= Friedrich Kutter =

Silesian ornithologist and physician (1834–1891)

Friedrich Kutter (1 October 1834 – 7 March 1891) was a German physician and ornithologist who was among the early adopters of evolutionary thinking in oology, the study of birds' eggs. He served as a president of the German Ornithological Society in 1890-1891.

== Biography ==
Kutter was born in Grünberg in Silesia where his father was a well-known physician. He went to school in Sorau and studied medicine at the Friedrich Wilhelms Institute in Berlin, where he graduated in 1856. He then worked as a regimental physician in the 1st Cavalry (Uhlan) regiment stationed at various times in Berlin, Głogów, Poznań, Prudnik and Kassel, with active wartime service across Europe during the Austro-Prussian and Franco-Prussian wars and received several war medals including an Iron Cross, and an Order of the Red Eagle.

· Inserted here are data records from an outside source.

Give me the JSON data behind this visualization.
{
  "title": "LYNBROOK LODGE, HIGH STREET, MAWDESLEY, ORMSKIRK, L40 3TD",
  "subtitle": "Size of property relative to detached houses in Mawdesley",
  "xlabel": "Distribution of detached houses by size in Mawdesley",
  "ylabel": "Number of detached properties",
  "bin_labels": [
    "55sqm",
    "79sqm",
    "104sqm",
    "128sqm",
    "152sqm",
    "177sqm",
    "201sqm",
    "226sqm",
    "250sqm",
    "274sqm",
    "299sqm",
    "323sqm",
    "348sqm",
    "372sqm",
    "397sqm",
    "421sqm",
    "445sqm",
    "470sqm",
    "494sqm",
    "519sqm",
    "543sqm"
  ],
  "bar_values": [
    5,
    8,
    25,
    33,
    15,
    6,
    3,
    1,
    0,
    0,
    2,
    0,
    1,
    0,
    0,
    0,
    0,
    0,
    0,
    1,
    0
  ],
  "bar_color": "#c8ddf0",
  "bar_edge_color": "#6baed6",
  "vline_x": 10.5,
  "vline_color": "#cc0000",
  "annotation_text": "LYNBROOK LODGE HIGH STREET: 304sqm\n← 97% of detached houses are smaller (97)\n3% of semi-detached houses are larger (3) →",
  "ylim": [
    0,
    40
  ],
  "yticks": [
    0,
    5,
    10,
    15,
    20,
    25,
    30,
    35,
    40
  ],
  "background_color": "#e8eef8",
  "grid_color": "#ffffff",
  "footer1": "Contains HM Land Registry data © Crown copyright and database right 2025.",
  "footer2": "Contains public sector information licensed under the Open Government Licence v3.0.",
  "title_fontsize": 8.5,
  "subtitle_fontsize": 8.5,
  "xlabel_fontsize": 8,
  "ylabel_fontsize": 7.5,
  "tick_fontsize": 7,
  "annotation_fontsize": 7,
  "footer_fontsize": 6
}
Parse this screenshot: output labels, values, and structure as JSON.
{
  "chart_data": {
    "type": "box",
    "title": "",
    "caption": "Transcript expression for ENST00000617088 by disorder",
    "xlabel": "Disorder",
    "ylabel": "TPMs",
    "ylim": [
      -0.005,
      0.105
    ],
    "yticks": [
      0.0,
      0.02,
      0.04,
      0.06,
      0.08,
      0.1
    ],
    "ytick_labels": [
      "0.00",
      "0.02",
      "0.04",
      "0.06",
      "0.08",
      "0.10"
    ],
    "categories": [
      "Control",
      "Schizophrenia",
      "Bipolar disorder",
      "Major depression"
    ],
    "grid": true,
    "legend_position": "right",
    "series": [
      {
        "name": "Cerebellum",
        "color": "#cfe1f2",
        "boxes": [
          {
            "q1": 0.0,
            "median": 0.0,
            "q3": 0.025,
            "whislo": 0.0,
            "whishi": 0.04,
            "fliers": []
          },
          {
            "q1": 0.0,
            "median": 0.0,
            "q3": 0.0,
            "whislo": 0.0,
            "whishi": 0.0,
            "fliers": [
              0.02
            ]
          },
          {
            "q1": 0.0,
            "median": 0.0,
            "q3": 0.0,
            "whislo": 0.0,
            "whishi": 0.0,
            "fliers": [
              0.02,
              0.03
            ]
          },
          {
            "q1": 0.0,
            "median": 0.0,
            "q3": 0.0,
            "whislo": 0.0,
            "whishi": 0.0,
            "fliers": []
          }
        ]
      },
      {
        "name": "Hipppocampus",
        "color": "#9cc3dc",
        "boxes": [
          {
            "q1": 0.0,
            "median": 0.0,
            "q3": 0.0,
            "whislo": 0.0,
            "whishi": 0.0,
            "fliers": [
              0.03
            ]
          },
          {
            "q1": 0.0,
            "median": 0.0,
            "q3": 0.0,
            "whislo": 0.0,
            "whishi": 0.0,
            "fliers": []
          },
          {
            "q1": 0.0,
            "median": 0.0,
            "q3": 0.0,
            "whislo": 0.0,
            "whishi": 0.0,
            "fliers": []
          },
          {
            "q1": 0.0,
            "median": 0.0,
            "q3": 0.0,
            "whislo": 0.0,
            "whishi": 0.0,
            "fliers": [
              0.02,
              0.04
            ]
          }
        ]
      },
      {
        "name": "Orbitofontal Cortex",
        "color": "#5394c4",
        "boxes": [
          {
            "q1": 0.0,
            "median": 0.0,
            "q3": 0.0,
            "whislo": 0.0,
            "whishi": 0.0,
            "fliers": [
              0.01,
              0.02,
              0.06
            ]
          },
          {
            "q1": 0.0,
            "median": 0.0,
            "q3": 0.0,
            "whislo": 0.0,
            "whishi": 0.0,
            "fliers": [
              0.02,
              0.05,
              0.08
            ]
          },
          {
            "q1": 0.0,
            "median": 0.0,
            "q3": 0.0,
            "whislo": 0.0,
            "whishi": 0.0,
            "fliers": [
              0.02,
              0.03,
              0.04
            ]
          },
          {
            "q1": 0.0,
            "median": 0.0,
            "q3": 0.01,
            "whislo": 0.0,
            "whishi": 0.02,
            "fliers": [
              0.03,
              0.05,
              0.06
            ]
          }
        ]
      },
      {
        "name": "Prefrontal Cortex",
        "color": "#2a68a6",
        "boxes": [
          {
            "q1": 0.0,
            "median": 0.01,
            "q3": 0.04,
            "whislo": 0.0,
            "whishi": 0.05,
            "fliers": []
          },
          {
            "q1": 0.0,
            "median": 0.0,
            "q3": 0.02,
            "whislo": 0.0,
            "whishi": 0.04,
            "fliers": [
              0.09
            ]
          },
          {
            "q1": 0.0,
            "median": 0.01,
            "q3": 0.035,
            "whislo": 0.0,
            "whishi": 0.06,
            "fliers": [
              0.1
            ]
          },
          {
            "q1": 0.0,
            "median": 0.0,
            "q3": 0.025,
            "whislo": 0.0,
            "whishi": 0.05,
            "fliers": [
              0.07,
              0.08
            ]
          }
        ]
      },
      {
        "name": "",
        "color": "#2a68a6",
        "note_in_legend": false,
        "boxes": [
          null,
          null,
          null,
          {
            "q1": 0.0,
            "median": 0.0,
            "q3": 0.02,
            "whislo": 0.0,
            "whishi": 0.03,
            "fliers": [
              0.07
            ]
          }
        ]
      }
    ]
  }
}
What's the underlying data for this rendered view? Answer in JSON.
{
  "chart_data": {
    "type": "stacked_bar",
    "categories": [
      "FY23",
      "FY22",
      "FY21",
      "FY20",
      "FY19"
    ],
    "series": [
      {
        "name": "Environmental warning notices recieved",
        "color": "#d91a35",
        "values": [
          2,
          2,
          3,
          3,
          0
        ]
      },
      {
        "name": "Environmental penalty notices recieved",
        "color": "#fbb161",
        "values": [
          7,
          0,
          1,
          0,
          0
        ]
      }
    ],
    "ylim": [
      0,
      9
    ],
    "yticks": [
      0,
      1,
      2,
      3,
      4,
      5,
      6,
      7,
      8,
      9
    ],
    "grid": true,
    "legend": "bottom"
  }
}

From an early age he was interested in birds and was a collector of eggs. He was among the early members of the German Ornithological Society which produced the journal Naumannia from 1851 under the leadership of the pastor August Carl Eduard Baldamus. Another journal, the Journal for Ornithology was begun by Jean Cabanis in 1853 in Berlin and Kutter became a contributor to this during his medical studies years in Berlin and became acquainted with Bernard Altum, Alfred Hausmann, Karl Bolle, Theobald Krüper, and Carl Vangerow. Kutter took an evolutionary view within oology. He travelled to the Philippines and collected specimens from there which were examined by Cabanis. Butio kutteri was named after him by Cabanis but this is now a junior synonym for Gorsachius melanolophus. Kutter described a species of cuckooshrike, now the subspecies Coracina striata kochii in 1882.

Kutter died suddenly of a cardiac arrest and is buried in Zielona Góra.